The credulity of disciples is further examined in Joi Baba Felunath, the second film to feature detective Prodosh Mitra after The Golden Fortress (1974) - which, frustratingly, is not included in this series.
Working from his own novel and returning to the scene of Aparajito, Ray concocts an engaging mystery in the holy city of Benares, as pilgrims come from far and wide to sit at the feet of swami Monu Mukherjee. However, no sooner has sleuth Soumitra Chatterjee arrived for a vacation with cousin Siddharta Chatterjee and whodunit writer Santosh Dutta than he is called upon to investigate the theft of a golden statue of the elephant god, Ganesha, the day after Haradhan Bannerjee refused to sell the priceless heirloom to shady businessman Utpal Dutt. It seems an open and shut case. But, by employing his unique blend of Indian mysticism and Holmesian logic and by playing on the superhero fantasies of a young witness, Chatterjee not only uncovers the culprit, but also exposes a duplicitous operation at a supposedly sacred shrine.

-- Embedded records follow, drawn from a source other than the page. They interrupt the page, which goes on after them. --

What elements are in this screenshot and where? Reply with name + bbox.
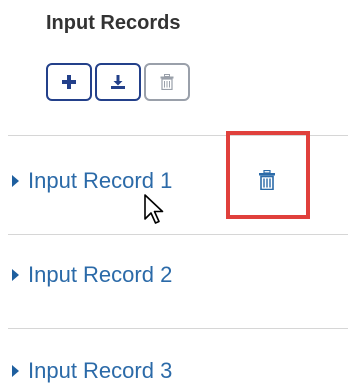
- caret-right-icon[interactable]: [12, 175, 19, 187]
- divider: [8, 328, 348, 329]
- panel-title: Input Records: [46, 12, 181, 34]
- caret-right-icon[interactable]: [12, 269, 19, 281]
- record-label[interactable]: Input Record 1: [28, 168, 172, 194]
- arrow-cursor-icon: [144, 194, 164, 224]
- divider: [8, 234, 348, 235]
- record-row-1[interactable]: Input Record 1: [12, 168, 172, 194]
- add-record-button[interactable]: [46, 63, 92, 101]
- records-toolbar: [46, 63, 190, 101]
- input-records-panel: Input Records Input Record 1 Input Recor…: [0, 0, 348, 388]
- record-label[interactable]: Input Record 2: [28, 262, 172, 288]
- delete-all-button[interactable]: [144, 63, 190, 101]
- record-label[interactable]: Input Record 3: [28, 358, 172, 384]
- trash-icon: [160, 74, 174, 90]
- caret-right-icon[interactable]: [12, 365, 19, 377]
- record-row-2[interactable]: Input Record 2: [12, 262, 172, 288]
- record-row-3[interactable]: Input Record 3: [12, 358, 172, 384]
- download-icon: [111, 75, 125, 89]
- highlight-box: [226, 131, 310, 219]
- plus-icon: [62, 75, 76, 89]
- download-record-button[interactable]: [95, 63, 141, 101]
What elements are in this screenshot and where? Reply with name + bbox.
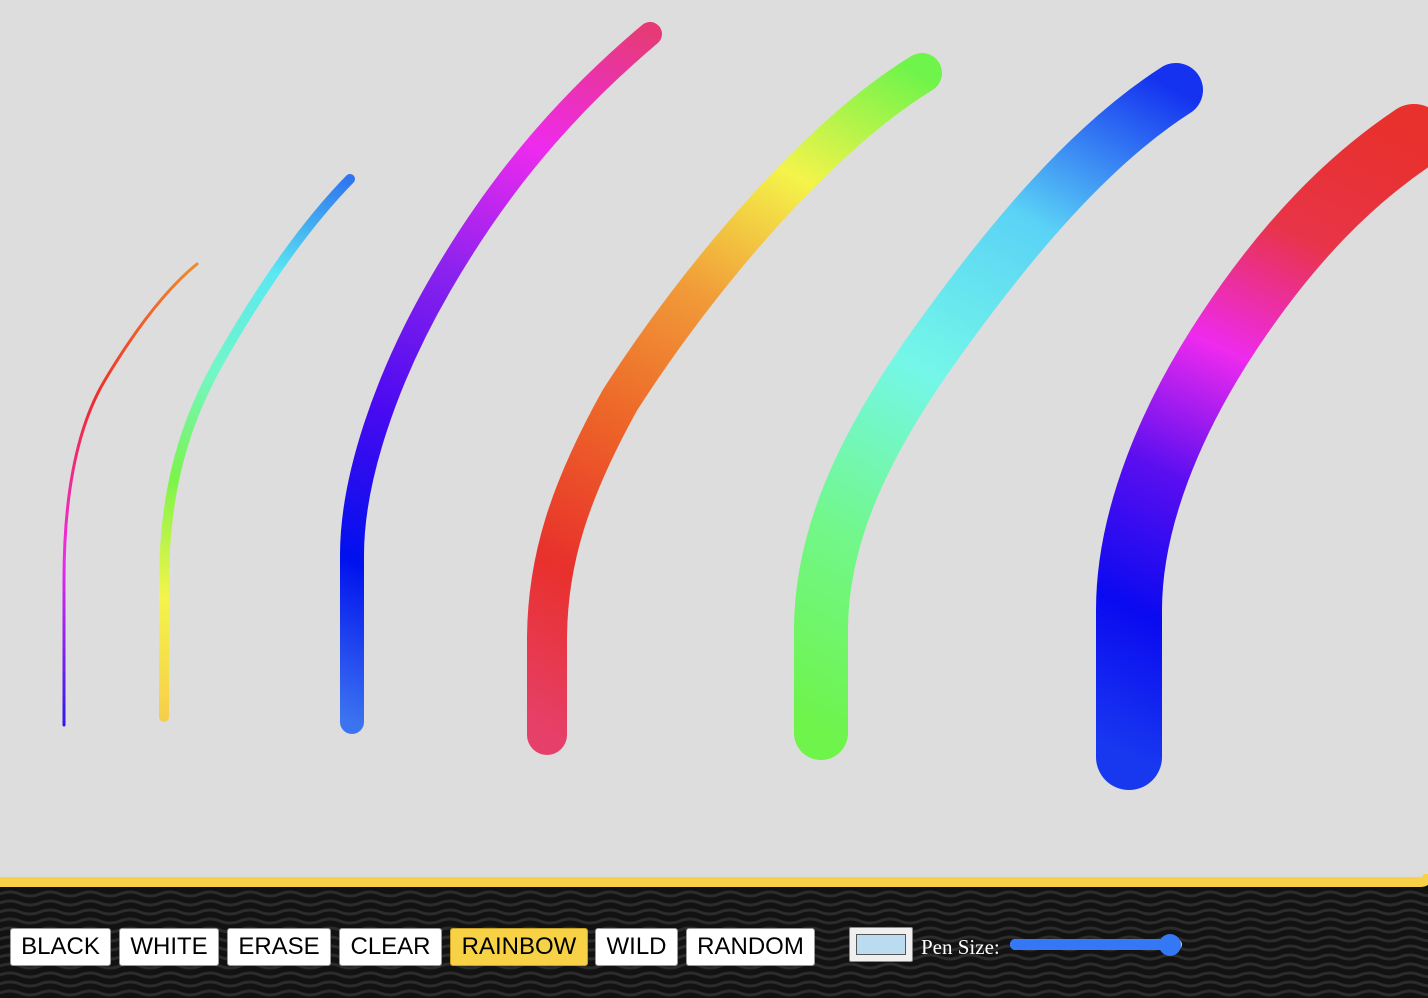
clear-button[interactable]: CLEAR — [339, 928, 442, 966]
canvas-background — [0, 0, 1428, 882]
drawing-canvas[interactable] — [0, 0, 1428, 890]
wave-line — [0, 899, 1428, 907]
wave-line — [0, 890, 1428, 898]
erase-button[interactable]: ERASE — [227, 928, 331, 966]
wave-line — [0, 980, 1428, 988]
canvas-surface[interactable] — [0, 0, 1428, 890]
color-picker[interactable] — [849, 927, 913, 962]
pen-size-label: Pen Size: — [921, 935, 1000, 959]
wave-line — [0, 971, 1428, 979]
random-button[interactable]: RANDOM — [686, 928, 815, 966]
pen-size-slider[interactable] — [1010, 934, 1182, 956]
wave-line — [0, 908, 1428, 916]
rainbow-button[interactable]: RAINBOW — [450, 928, 588, 966]
wild-button[interactable]: WILD — [595, 928, 678, 966]
wave-line — [0, 989, 1428, 997]
slider-fill — [1010, 939, 1170, 950]
slider-thumb[interactable] — [1158, 934, 1181, 956]
wave-line — [0, 917, 1428, 925]
black-button[interactable]: BLACK — [10, 928, 111, 966]
color-picker-swatch — [856, 934, 906, 955]
white-button[interactable]: WHITE — [119, 928, 219, 966]
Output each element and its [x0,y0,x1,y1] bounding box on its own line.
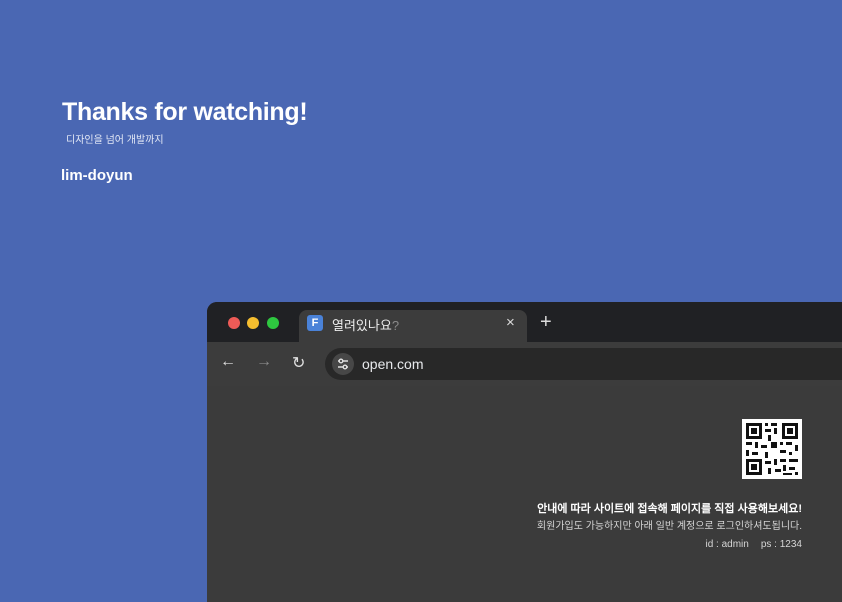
qr-code-icon[interactable] [742,419,802,479]
browser-tab[interactable]: F 열려있나요? × [299,310,527,344]
favicon-icon: F [307,315,323,331]
tab-title: 열려있나요? [332,315,399,334]
new-tab-button[interactable]: + [540,311,552,334]
tune-icon[interactable] [332,353,354,375]
back-icon[interactable]: ← [220,353,236,371]
notice-text: 회원가입도 가능하지만 아래 일반 계정으로 로그인하셔도됩니다. [536,521,802,532]
tab-title-suffix: ? [391,318,400,333]
browser-titlebar: F 열려있나요? × + [207,302,842,344]
window-minimize-button[interactable] [247,317,259,329]
window-close-button[interactable] [228,317,240,329]
slide: Thanks for watching! 디자인을 넘어 개발까지 lim-do… [0,0,842,602]
subheadline: 디자인을 넘어 개발까지 [66,135,164,146]
tab-close-icon[interactable]: × [506,314,515,331]
forward-icon[interactable]: → [256,353,272,371]
credentials: id : admin ps : 1234 [693,539,802,550]
reload-icon[interactable]: ↻ [292,353,305,373]
tab-title-text: 열려있나요 [332,318,392,333]
credential-id: id : admin [705,539,749,550]
address-url: open.com [362,356,424,372]
browser-toolbar: ← → ↻ open.com [207,342,842,386]
browser-window: F 열려있나요? × + ← → ↻ open.com 안내에 따라 사이트에 … [207,302,842,602]
headline: Thanks for watching! [62,98,308,126]
address-bar[interactable]: open.com [325,348,842,380]
page-viewport: 안내에 따라 사이트에 접속해 페이지를 직접 사용해보세요! 회원가입도 가능… [207,386,842,602]
author-name: lim-doyun [61,167,133,184]
window-maximize-button[interactable] [267,317,279,329]
credential-ps: ps : 1234 [760,539,802,550]
notice-headline: 안내에 따라 사이트에 접속해 페이지를 직접 사용해보세요! [537,503,802,515]
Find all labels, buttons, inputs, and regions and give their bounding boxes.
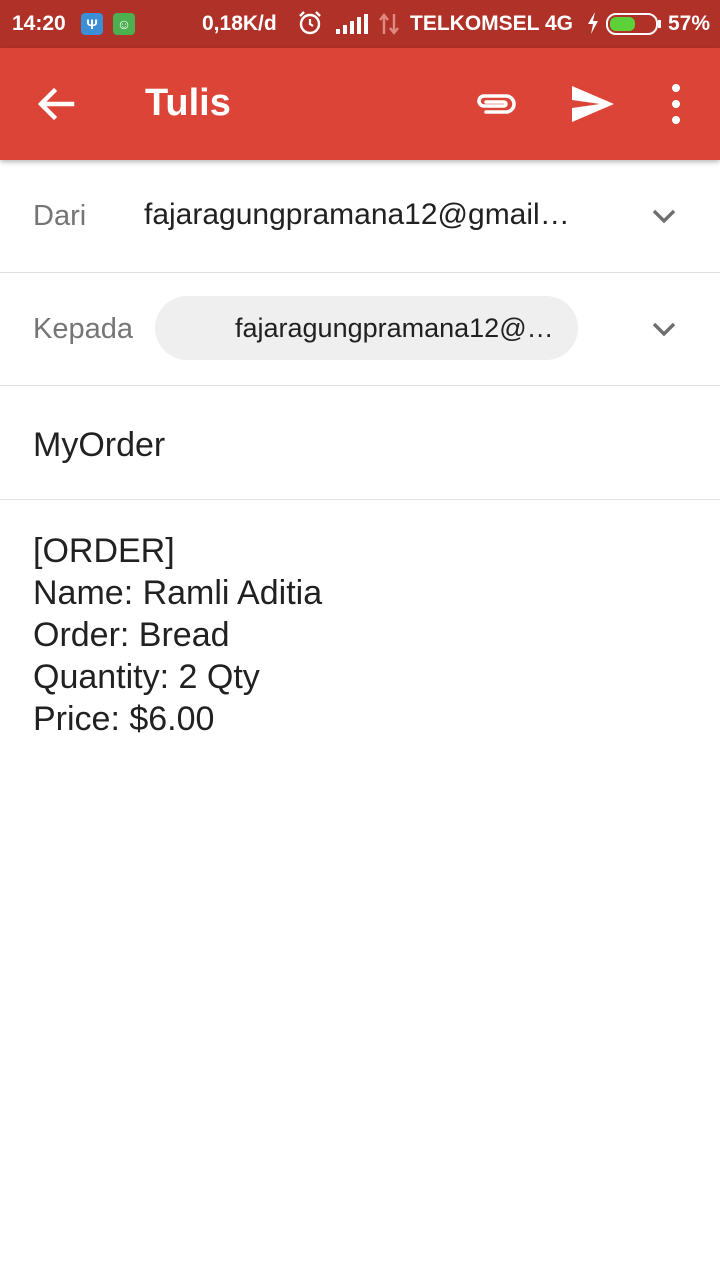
data-icon <box>378 12 400 42</box>
send-icon[interactable] <box>568 82 616 126</box>
message-body[interactable]: [ORDER] Name: Ramli Aditia Order: Bread … <box>33 530 693 740</box>
charging-icon <box>586 12 600 40</box>
usb-icon: Ψ <box>81 13 103 35</box>
android-icon: ☺ <box>113 13 135 35</box>
body-line: Name: Ramli Aditia <box>33 574 323 612</box>
to-row: Kepada fajaragungpramana12@… <box>0 273 720 386</box>
body-line: Price: $6.00 <box>33 700 215 738</box>
alarm-icon <box>297 10 323 42</box>
body-line: [ORDER] <box>33 532 175 570</box>
page-title: Tulis <box>145 82 231 124</box>
subject-field[interactable]: MyOrder <box>33 426 165 465</box>
carrier-name: TELKOMSEL 4G <box>410 12 573 35</box>
attach-icon[interactable] <box>472 82 520 126</box>
status-time: 14:20 <box>12 12 66 35</box>
signal-icon <box>336 14 368 40</box>
battery-icon <box>606 13 662 41</box>
recipient-chip[interactable]: fajaragungpramana12@… <box>155 296 578 360</box>
chevron-down-icon[interactable] <box>648 313 680 345</box>
network-speed: 0,18K/d <box>202 12 277 35</box>
status-bar: 14:20 Ψ ☺ 0,18K/d TELKOMSEL 4G 57% <box>0 0 720 48</box>
body-line: Quantity: 2 Qty <box>33 658 260 696</box>
from-account[interactable]: fajaragungpramana12@gmail… <box>144 198 570 232</box>
more-vert-icon[interactable] <box>660 80 692 128</box>
body-line: Order: Bread <box>33 616 230 654</box>
chevron-down-icon[interactable] <box>648 200 680 232</box>
back-arrow-icon[interactable] <box>34 82 78 126</box>
battery-percent: 57% <box>668 12 711 35</box>
subject-row[interactable]: MyOrder <box>0 386 720 500</box>
to-label: Kepada <box>33 313 133 345</box>
recipient-chip-text: fajaragungpramana12@… <box>235 313 554 343</box>
from-label: Dari <box>33 200 87 232</box>
app-bar: Tulis <box>0 48 720 160</box>
from-row: Dari fajaragungpramana12@gmail… <box>0 160 720 273</box>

Ray was often accused of ignoring political issues, but the final selection demonstrates conclusively otherwise.
Although it was made for television, the Hindi featurette The Deliverance (1981) is one of Ray's most devastating films. Following Brahmin Mohan Agashe's shameful treatment of untouchable Om Puri, it is a bold denunciation of India's caste system and the starkness of Soumendhu Roy's photography reinforces the seething despair that underlies the action.
Adapted from a novel by Rabindranath Tagore, The Home and the World (1984) is equally contentious, as it questions the motives of Soumitra Chatterjee, a leader of the swadeshi boycott against foreign-made goods that was launched in the wake of the British decision to partition Bengal in 1905. Like Charulata (1964), this is also a treatise on the status of women, as landlord Victor Banerjee's sheltered wife Swatilekha Chatterjee comes to understand the cynical realities of a divided society by recognising the duplicity of her feted guest.
And the reckless intransigence of the bourgeoisie is further indicted in An Enemy of the People (1989), a Bengali reworking of the play by Henrik Ibsen that Ray shot on studio sets, rather than his usual locations, as he recovered from a heart attack. A study in vested interest and the arrogance of power, it is dominated by a dignified display of dutiful determination by Soumitra Chatterjee, as the doctor risking his reputation to secure the closure of a temple with a contaminated water supply.